Statistically, EZA’s fortune may soon change. Despite netting a soft average performance of -1.56% in the markets, similar trends in the past have yielded a 60% probability that EZA will move higher over the next three months. This highlights the resiliency of EZA shares to absorb near-term volatility in exchange for longer-term gains.
For investors that want to take smart, calculated risks, EZA offers a healthy balance between stability and profitability.
3 ETFs to Buy: iShares MSCI Japan ETF (EWJ)
There’s no arguing with performance and that is the claim to fame for iShares MSCI Japan ETF (EWJ). Although the initial shock-and-awe catalyst of “Abenomics” — whose trademark feature is undeniably the massive influx of artificial liquidity — has long since faded, the Japanese markets are still the gifts that keep on giving.
Year-to-date, the benchmark Nikkei 225 is up nearly 18%, placing Japan as one of the top international markets that consistently return strong results.

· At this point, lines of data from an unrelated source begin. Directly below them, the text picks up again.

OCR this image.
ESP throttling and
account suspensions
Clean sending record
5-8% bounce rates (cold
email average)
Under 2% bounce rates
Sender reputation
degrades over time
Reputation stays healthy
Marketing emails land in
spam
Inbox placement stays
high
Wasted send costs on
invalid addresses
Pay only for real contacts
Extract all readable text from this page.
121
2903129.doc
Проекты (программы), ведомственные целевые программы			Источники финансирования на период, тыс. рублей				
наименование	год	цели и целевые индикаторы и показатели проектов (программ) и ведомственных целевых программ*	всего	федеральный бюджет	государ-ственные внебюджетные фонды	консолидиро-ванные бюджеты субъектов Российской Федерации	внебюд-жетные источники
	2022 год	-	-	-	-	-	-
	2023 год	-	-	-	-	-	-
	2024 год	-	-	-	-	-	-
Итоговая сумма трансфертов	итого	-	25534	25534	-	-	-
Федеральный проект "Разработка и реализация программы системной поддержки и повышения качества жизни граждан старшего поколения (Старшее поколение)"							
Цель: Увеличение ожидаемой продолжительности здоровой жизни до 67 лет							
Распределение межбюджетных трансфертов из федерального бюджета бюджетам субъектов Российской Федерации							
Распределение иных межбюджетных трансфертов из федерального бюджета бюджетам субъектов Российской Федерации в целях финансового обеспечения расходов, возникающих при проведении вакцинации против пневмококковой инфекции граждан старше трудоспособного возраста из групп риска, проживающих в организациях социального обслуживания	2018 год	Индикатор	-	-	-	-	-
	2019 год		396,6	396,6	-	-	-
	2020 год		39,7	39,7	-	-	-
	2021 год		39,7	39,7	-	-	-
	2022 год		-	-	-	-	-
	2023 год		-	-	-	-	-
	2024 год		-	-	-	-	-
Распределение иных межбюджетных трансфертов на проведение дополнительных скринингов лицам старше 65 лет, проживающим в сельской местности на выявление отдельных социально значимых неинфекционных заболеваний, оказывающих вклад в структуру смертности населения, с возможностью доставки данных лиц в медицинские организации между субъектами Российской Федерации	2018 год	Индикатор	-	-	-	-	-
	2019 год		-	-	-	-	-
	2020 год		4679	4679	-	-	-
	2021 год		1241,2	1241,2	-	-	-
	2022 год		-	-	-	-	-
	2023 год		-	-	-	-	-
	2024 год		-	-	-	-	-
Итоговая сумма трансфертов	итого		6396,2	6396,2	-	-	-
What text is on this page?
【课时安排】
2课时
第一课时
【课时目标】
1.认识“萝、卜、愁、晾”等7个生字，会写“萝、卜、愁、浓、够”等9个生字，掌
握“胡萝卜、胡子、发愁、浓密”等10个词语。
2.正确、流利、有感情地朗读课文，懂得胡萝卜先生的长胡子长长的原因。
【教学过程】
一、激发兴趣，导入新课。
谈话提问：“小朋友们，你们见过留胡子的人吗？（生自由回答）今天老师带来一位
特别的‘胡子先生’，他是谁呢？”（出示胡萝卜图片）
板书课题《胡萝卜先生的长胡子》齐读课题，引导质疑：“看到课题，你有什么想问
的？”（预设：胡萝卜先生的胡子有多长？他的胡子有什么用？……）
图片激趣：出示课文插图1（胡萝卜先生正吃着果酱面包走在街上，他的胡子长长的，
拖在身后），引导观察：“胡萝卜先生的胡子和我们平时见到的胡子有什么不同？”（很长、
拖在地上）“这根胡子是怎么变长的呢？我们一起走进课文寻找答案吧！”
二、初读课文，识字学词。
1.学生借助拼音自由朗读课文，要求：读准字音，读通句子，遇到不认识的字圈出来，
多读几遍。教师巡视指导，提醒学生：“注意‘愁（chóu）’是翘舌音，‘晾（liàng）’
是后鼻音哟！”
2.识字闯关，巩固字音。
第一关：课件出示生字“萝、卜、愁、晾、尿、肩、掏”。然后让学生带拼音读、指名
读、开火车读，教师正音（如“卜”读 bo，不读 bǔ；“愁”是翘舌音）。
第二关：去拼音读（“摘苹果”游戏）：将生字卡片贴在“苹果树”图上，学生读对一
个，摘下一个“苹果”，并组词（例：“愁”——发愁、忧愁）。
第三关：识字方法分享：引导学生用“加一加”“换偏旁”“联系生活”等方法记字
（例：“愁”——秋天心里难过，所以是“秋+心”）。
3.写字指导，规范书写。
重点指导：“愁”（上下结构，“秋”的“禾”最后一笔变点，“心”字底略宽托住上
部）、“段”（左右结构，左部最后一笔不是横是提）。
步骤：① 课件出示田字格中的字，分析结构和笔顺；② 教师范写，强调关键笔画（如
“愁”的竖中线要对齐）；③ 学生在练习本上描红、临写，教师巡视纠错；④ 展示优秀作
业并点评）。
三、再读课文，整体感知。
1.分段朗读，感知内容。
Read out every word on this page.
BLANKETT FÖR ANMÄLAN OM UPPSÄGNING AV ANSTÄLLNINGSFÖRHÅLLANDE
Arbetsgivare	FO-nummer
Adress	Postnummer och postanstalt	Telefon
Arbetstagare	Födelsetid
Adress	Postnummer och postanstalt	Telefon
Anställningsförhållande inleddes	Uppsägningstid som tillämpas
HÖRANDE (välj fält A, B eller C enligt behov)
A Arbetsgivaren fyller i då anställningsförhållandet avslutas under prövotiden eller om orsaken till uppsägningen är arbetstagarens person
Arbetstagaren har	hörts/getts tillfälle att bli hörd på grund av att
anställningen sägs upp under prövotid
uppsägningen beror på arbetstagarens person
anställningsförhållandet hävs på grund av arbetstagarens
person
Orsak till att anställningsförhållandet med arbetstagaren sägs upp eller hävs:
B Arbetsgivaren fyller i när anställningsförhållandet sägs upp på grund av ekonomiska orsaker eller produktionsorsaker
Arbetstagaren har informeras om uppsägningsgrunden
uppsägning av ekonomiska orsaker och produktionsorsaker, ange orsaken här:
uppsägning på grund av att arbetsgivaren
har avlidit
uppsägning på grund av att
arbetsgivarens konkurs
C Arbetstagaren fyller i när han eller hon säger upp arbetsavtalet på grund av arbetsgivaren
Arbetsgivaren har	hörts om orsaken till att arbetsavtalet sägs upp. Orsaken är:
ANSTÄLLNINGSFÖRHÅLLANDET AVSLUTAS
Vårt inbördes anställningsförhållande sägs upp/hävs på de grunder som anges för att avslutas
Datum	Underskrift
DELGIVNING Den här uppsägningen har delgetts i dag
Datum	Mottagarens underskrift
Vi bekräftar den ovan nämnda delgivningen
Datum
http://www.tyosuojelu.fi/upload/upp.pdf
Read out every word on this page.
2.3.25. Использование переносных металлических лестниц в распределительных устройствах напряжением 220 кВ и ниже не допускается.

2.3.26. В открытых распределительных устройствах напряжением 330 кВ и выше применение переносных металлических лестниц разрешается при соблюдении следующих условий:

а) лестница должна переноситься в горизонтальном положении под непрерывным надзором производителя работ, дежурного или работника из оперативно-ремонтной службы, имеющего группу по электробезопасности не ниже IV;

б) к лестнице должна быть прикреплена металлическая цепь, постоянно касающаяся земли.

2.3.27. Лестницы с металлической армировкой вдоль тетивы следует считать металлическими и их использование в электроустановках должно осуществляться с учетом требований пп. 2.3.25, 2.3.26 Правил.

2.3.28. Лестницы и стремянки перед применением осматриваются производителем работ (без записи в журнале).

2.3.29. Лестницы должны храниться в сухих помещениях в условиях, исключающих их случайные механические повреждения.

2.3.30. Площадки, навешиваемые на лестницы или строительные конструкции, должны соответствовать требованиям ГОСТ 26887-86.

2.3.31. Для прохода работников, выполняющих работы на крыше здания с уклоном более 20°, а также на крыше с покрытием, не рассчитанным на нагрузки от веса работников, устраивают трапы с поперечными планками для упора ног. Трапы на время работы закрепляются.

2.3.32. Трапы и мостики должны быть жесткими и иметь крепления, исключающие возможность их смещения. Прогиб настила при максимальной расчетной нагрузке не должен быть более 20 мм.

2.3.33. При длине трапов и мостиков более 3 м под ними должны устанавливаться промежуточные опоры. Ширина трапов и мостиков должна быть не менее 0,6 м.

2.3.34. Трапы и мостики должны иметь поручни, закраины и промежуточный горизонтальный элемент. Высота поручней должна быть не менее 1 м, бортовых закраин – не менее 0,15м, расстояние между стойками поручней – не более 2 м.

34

Individual stock picks that comprise part of the EWJ ETF have performed well in the markets despite the two-and-a-half years since the introduction of Abenomics. The Japanese financial sector in particular has shown great strides in building off of prior momentum, and the coming Tokyo Olympic games in 2020 underscores the fact that Japan’s resurgence is not just about cheap money.
Technically, EWJ is slightly different from the aforementioned international markets, with shares developing a bullish flag pattern. However, the implication is exactly the same, which is a continuation of optimistic sentiment.
From a statistical angle, EWJ also represents a strong case. Over the past 90 days, EWJ netted an average of 1.86% in the markets, which forecasts a 68% probability that shares will continue to swing higher through August and into September. So long as international markets don’t get riled up by unexpected dark horses, Japan appears to be a safe bet for both near-term and long-term gains.
While EWJ isn’t exactly a hidden gem, positive fundamental and technical factors make it likely that it will continue to be an outperformer.
As of this writing, Josh Enomoto did not hold a position in any of the aforementioned securities.